Yardım görevlileri, soğuk havanın her şeyi zorlaştırdığını söyledi. Örneğin, elektrik hatları kesildi, yetkililer patlamaları ve yangını önlemek için gaz hatlarını kapatırken bile etkilenen birçok bölgeye giden elektriği kesti ve böylece hayatta kalanlar arasında hipotermi risklerini artırdı.
Suriye hükümdarı Beşar Esad’ın yardım çabalarını tartışmak için sadık yandaşlarını bir toplantıya çağırdığı bildirildi. Ancak depremden en çok etkilenen bölgelerin çoğu, Şam rejimi yerine isyancı grupların veya Kürt milislerin kontrolü altında.

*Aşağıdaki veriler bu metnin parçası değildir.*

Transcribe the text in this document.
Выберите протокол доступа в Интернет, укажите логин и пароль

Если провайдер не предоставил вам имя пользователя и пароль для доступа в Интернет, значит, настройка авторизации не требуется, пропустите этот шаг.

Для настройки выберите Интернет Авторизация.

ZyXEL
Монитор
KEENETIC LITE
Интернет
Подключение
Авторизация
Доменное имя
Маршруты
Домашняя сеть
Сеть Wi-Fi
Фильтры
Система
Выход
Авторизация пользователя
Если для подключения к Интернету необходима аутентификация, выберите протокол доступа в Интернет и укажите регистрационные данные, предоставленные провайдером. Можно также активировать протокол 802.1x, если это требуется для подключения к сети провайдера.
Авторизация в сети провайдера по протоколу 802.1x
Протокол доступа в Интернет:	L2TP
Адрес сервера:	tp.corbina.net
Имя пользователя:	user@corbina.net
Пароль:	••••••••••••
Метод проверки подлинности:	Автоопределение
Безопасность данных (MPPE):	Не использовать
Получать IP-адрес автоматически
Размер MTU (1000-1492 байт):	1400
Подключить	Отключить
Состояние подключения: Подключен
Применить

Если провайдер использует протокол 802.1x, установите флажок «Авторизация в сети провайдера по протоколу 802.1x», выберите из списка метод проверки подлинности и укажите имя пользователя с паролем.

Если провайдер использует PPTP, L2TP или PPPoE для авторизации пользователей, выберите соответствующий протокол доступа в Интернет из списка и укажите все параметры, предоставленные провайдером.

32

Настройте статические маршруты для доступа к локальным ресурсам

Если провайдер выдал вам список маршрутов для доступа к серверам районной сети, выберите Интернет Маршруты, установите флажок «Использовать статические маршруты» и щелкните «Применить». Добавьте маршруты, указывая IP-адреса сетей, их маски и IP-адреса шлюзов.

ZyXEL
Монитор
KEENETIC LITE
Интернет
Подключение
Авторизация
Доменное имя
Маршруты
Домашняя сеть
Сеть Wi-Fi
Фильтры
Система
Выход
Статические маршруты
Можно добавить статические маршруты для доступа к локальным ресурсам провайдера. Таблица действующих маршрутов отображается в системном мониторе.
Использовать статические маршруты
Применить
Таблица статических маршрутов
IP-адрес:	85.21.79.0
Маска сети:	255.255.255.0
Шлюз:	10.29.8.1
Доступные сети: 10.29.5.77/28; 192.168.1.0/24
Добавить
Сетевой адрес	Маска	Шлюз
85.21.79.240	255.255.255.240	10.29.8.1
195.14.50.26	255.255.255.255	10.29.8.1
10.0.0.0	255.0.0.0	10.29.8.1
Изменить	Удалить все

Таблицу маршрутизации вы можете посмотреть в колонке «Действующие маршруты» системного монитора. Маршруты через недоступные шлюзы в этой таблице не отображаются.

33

Norveç Mülteci Konseyi Orta Doğu Direktörü Carsten Hansen, ilk depremin gecenin en kötü zamanında ve yılın en kötü zamanında meydana geldiğini söyledi.
Bu, halihazırda ciddi bir insani krizle mücadele eden Suriyelilerin acılarını daha da kötüleştirecek bir felaket” dedi. “Milyonlarca insan daha şimdiden daha geniş bir bölgede savaş nedeniyle kaçmak zorunda kaldı ve şimdi çok daha fazlası felaket nedeniyle yerinden olacak.”

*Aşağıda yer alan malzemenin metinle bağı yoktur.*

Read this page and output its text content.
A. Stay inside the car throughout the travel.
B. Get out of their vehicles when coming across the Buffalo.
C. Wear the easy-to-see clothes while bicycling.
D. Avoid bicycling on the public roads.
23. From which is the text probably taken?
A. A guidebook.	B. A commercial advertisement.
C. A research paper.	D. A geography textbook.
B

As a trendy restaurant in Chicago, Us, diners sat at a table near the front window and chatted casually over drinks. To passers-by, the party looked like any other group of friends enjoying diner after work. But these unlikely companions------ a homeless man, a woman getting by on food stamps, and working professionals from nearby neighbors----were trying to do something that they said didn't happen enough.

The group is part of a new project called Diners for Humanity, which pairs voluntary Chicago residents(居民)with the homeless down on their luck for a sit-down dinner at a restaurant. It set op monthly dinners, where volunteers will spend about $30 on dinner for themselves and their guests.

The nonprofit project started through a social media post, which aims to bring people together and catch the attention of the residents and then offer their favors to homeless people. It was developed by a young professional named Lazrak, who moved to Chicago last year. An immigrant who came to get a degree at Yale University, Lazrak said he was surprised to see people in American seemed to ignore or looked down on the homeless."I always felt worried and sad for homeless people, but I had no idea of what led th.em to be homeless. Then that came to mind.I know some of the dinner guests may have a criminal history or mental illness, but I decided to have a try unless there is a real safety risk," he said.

Halep vilayetinin muhaliflerin kontrolündeki Suriye’nin kuzeybatısındaki Afrin kentinin kırsalındaki Jandaris kasabasında meydana gelen depremin ardından çöken bir binanın enkazından yaralı bir adam kurtarıldı.
(Getty Images aracılığıyla AFP)
Türkiye, aktif fay hatları ile kesişen ve neredeyse her gün sarsıntılara maruz kalan, dünyanın sismik olarak en aktif bölgelerinden biridir. Ancak Pazartesi sabahı erken saatlerde meydana gelen depremin gücü, modern ekipman tarafından kaydedilen en şiddetli olarak kabul edilen 1939 depremiyle karşılaştırılabilecek kadar nadirdi.
1999 yılında Türkiye’nin kuzeybatısında Richter ölçeğine göre 7,6 büyüklüğünde meydana gelen depremde en az 17.000 kişi öldü ve ülkenin inşaat ve sigorta mevzuatında büyük bir revizyona yol açtı.
Ancak eleştirmenlere göre, son on yılda Suriyeli ve diğer mülteci ve diğer göçmenlerin akını ve devam eden kentleşme, deprem azaltma kurallarının daha gevşek uygulanmasına yol açtı.
Deprem, Türkiye’yi 14 Mayıs cumhurbaşkanlığı ve milletvekili seçimleri öncesinde oldukça hassas bir siyasi belirsizlik anında vurdu. Yıkılan yeni binaların sahneleri, ülkedeki en güçlü figürlerden bazıları olarak kabul edilen müteahhitler tarafından uzun süredir devam eden sömürü suçlamaları hakkındaki tartışmaları kesinlikle yeniden alevlendirecek.
Hem ulusal hükümet hem de muhalefet kontrolündeki belediyeler ve siyasi figürler, depremden sonra hızla harekete geçerek, afetten etkilenen bölgelere destek sunmak ve kaynak toplamak için acele çabalar sarf etti.
Afad’a göre İngiltere ve Hollanda yardım sunan ilk ülkeler arasında yer aldı. Komşu Azerbaycan, yardım çabalarına yardımcı olmak için 370 acil durum çalışanını göndermeye hazırlandığını duyurdu. Türkiye genellikle dış yardım isteyemeyecek kadar kendi kurumlarıyla gurur duyuyor. Ancak deprem hasarının boyutu netleşince, Ankara yetkilileri hızla dünyadan yardım istedi.